16 de janeiro de 2016

TROVA # 65

  
UM E-MAIL PARA O HOMEM DAS ESTRELAS

Em memória de David Bowie (1947-2016)


Dear Mr. Bowie,

Permita-me uma breve apresentação: meu nome é Vinícius. Sou professor de línguas. Brasileiro. Vivendo a plenitude de um inferno astral que precede os meus 35 anos de idade, como bom aquariano. Já escrevi um livro e mantenho este blog sobre música. Minha percepção sobre música e arte mudou quando eu comecei a assistir a antiga MTV brasileira em meados dos anos 1990 e via os seus videoclipes. Desde então, sempre fiquei de olho no que o senhor estava fazendo de bom. Até o momento em que decidi te escrever...


Queria ter te escrito no dia 8 de janeiro de 2016, dia do seu último aniversário para te parabenizar pelos seus 69 anos. Infelizmente não consegui, por algumas questões paralelas, indignas de serem expostas aqui. Vi uma foto sua no Instagram da Iman bem vestido, com um sorriso bem largo, terno elegante, radiante como nunca e vi o quanto o senhor estava feliz e contente por completar mais um ano de vida e por lançar seu vigésimo-quinto álbum de estúdio. Achei menor deixar minhas palavras para o dia em que completasses sete décadas de vida neste planeta azul. Mas o destino veio e nos deu uma rasteira daquelas, né?


No dia seguinte, depois de ouvir seu Blackstar, fui ao cinema e depois saí para almoçar em um restaurante indiano. Enquanto esperava na fila do almoço que parecia não terminar nunca, comentei com amigos a respeito da sua boa forma artística e que seu disco era lindo. Lindíssimo.
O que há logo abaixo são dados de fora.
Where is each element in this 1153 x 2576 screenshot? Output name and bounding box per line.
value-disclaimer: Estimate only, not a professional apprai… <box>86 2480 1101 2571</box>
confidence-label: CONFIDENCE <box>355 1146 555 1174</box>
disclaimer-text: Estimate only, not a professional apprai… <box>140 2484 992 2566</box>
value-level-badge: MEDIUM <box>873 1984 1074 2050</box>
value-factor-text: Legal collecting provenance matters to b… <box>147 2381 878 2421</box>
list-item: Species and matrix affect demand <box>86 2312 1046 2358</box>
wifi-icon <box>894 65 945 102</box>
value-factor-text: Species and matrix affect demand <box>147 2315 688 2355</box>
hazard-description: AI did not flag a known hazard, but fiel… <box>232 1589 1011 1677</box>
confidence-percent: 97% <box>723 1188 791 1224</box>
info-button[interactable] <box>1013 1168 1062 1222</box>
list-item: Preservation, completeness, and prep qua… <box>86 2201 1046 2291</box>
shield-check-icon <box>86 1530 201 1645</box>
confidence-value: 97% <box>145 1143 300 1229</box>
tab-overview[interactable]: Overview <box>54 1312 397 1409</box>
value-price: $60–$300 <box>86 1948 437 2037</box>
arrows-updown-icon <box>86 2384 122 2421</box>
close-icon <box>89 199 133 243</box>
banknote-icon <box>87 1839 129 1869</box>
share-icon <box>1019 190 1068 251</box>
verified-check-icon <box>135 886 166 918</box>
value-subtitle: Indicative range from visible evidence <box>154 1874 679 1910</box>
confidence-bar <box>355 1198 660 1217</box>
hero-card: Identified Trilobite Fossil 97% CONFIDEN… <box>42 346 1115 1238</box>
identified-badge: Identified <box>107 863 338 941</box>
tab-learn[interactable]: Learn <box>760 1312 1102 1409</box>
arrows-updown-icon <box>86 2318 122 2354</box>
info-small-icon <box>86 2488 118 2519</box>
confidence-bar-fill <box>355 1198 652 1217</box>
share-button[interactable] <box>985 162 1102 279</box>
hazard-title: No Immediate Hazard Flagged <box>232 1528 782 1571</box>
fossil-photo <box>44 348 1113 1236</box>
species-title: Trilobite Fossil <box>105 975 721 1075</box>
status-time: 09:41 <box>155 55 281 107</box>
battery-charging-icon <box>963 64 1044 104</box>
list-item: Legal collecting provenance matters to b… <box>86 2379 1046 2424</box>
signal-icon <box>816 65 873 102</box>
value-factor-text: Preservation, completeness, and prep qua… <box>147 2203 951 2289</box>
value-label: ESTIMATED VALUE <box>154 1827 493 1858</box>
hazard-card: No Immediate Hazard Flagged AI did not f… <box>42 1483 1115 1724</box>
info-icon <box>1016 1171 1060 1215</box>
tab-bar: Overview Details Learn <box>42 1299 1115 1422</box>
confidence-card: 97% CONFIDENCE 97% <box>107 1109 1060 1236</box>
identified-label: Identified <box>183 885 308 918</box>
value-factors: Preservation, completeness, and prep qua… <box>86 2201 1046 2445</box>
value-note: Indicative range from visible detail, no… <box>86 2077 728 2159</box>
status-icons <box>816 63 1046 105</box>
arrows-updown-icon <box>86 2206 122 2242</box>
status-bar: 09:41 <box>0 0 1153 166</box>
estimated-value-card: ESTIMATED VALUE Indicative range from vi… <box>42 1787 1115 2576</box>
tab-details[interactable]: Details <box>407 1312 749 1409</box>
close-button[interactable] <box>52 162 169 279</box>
Profundo. Sensível. Recebi um convite de meu brother Fábio Bridges para escrever sobre o seu disco e aceitei lisonjeado e desesperado com a responsabilidade gigantesca de escrever sobre um lançamento. Escrever bem sobre o Senhor não é tarefa das mais fáceis. Principalmente sendo um estudioso. Principalmente quando não é a primeira vez que você escreve sobre a obra de alguém importante e que você nutre um profundo respeito. Principalmente quando muito já foi dito e escrito sobre ti e a sua obra. Principalmente quando a gente é fã. No entanto, "Boys keep swinging, boys always work it out", como você dizia lá no Lodger...


Eis que acordo na segunda-feira, 11 de Janeiro de 2016, abro o feed de notícias das redes sociais e vejo uma noticia que supostamente seria um boato. Ao ler tudo e confirmar que tudo fora endossado por seu filho Duncan, não nos restava dúvidas: David Robert Jones perdera a batalha da vida para o câncer após um ano e meio de luta secreta sem trégua; nosso herói nos deixara. E nem sequer se despediu de todos nós. O choque foi imenso. O choro foi instantâneo. A dor era incalculável. As mensagens chegavam de vários lugares do mundo sem parar. Não conseguia sequer pensar e escrever direito. David Bowie estava morto depois de 69 anos de convivência neste planeta. Um golpe que nem que Ziggy Stardust teria pensado...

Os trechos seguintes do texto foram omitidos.